COMMENT: It took Facebook 29 minutes to respond to the live-streamed assault on innocent worshippers at two Christchurch mosques. It was not until a user alerted Facebook to the video – 29 minutes after livestreaming of the attack started and 12 minutes after it ended – that it become aware of the issue. By that point, approximately 4000 people had already viewed the video.
It was then widely shared on Facebook, quickly replicated and shared on other platforms, including YouTube and Twitter and appeared on several news media outlets. Within the first 24 hours of the terrorist attacks, Facebook removed more than 1.5 million uploads of the video. The broadcast by the terrorist was tactical, done in order to spread and encourage white supremacist beliefs, and was full of references to a seething white supremacist internet subculture. Facebook manifestly failed to stop the video spreading.
New Zealand has changed forever, and we will live with the consequences of March 15 for many years. We need to confront hate head-on, and part of that needs to be a robust public discussion about the role that the Government can play in regulating social media platforms.
We cannot avoid the conclusion that, under our noses, social networks have become incubators of hate.
The first service providers to step up to stop the broadcast of Christchurch footage were not social media platforms, instead it was Internet Service Providers (ISPs).
They took the extraordinary step of blocking access to websites that were hosting the video. While I support their decision, it is not a precedent I would want to see repeated.
Ad-hoc decisions by some (and not other) ISPs to regulate access to certain websites should be a cause for concern - whilst motivated by the best of intentions, these short-term restrictions are incomplete, arbitrary, and have no democratic input.
The Helen Clark Foundation will release a report on Monday where we propose a statutory duty of care be imposed on social media companies, as well as for a new social media regulatory agency to be established.
Such an agency could draw on the existing models from the Broadcasting Standards Authority and the New Zealand Media Council, which regulate so called "mainstream media", without, I would argue, any undue impacts on freedom of speech.
Social media regulation needs a home in government – at the moment at least five agencies have responsibility for pieces of it, including the Privacy Commission, the Department of Internal Affairs, the Ministry of Justice, Netsafe and Police. Most existing legislation predates social media.

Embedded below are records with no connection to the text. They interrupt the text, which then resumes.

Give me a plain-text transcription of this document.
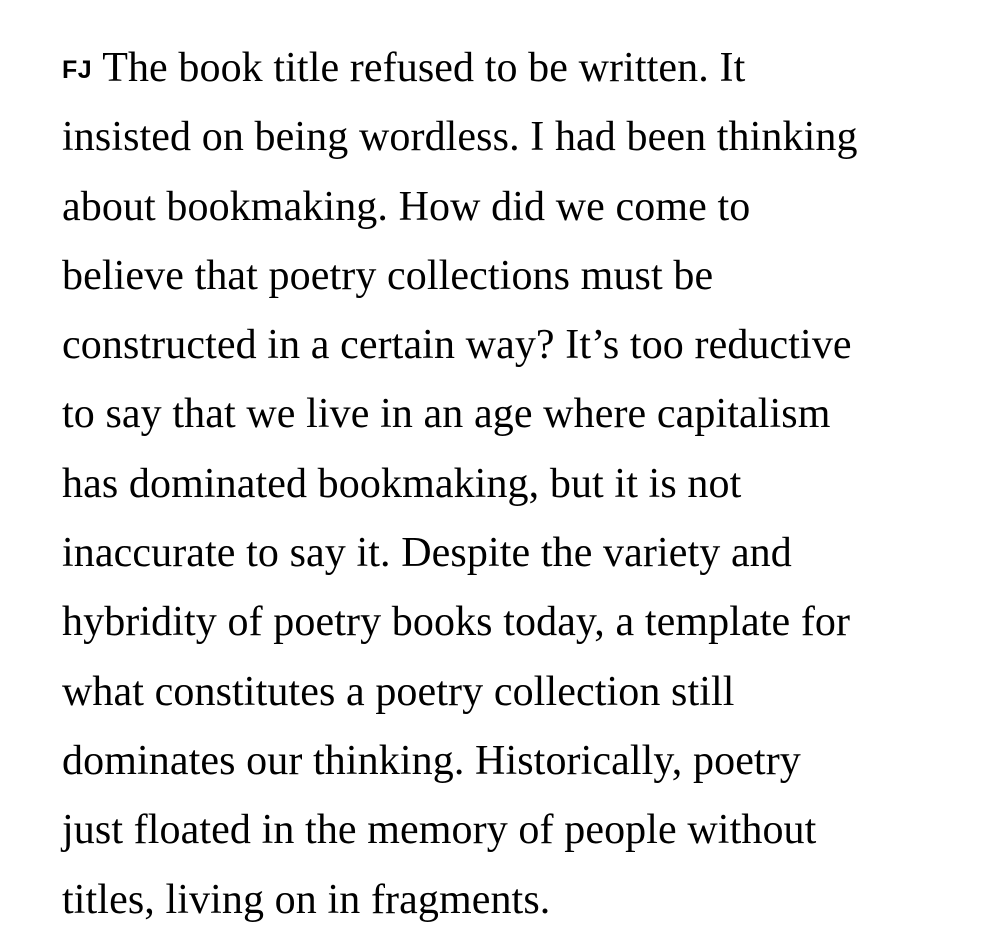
FJ The book title refused to be written. It
insisted on being wordless. I had been thinking
about bookmaking. How did we come to
believe that poetry collections must be
constructed in a certain way? It’s too reductive
to say that we live in an age where capitalism
has dominated bookmaking, but it is not
inaccurate to say it. Despite the variety and
hybridity of poetry books today, a template for
what constitutes a poetry collection still
dominates our thinking. Historically, poetry
just floated in the memory of people without
titles, living on in fragments.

Unfortunately, we can't trust social media companies to effectively regulate themselves. They are, after all, largely reliant on a huge volume of user-generator content, and often unwilling to make the necessary investment into human moderators to effectively review what they give a platform to.
There is also profit in serving advertisements to white supremacists, and other peddlers of hate, and this can lessen the will of executives to tackle the issue. And we cannot expect that pressure from advertisers alone can force companies to clean up their platforms in a meaningful way.
The sheer size and importance of a very small number of platforms makes a boycott more difficult - advertisers simply have few other digital platforms to move to.
Even if social media platforms were motivated to regulate discourse, then we still have cause for concern.
Internal self-regulation implemented by private companies is beyond the reach of the public - we don't get to vote on who should be Facebook's chief executive and board of directors, much less the regulations on speech that they may apply.
The way these internal policies are implemented are usually kept private, and have been applied unevenly in the past.
The rapid pace of technological advancement makes this task even more urgent. Facebook only launched its livestreaming service to the public in April 2016, and less than three years later it was used to disseminate a massacre.
As the Privacy Commissioner has stated, this was a predictable risk. The proliferation of smartphones, increased speed and coverage of mobile networks, and constant innovation in services will continue to require new responses.
We should never simply leave it to social media companies and ISPs to decide the proper extent of free speech online, otherwise we are handing over far too much control.
Simply leaving the policy decisions to social media companies on what speech to regulate will mean that these are all too often inconsistent, opaque, and undemocratic.
Greater public input is needed as we work towards a new consensus as to how we can manage the harmful impacts of social media.
• Kathy Errington is the executive director of the Helen Clark Foundation.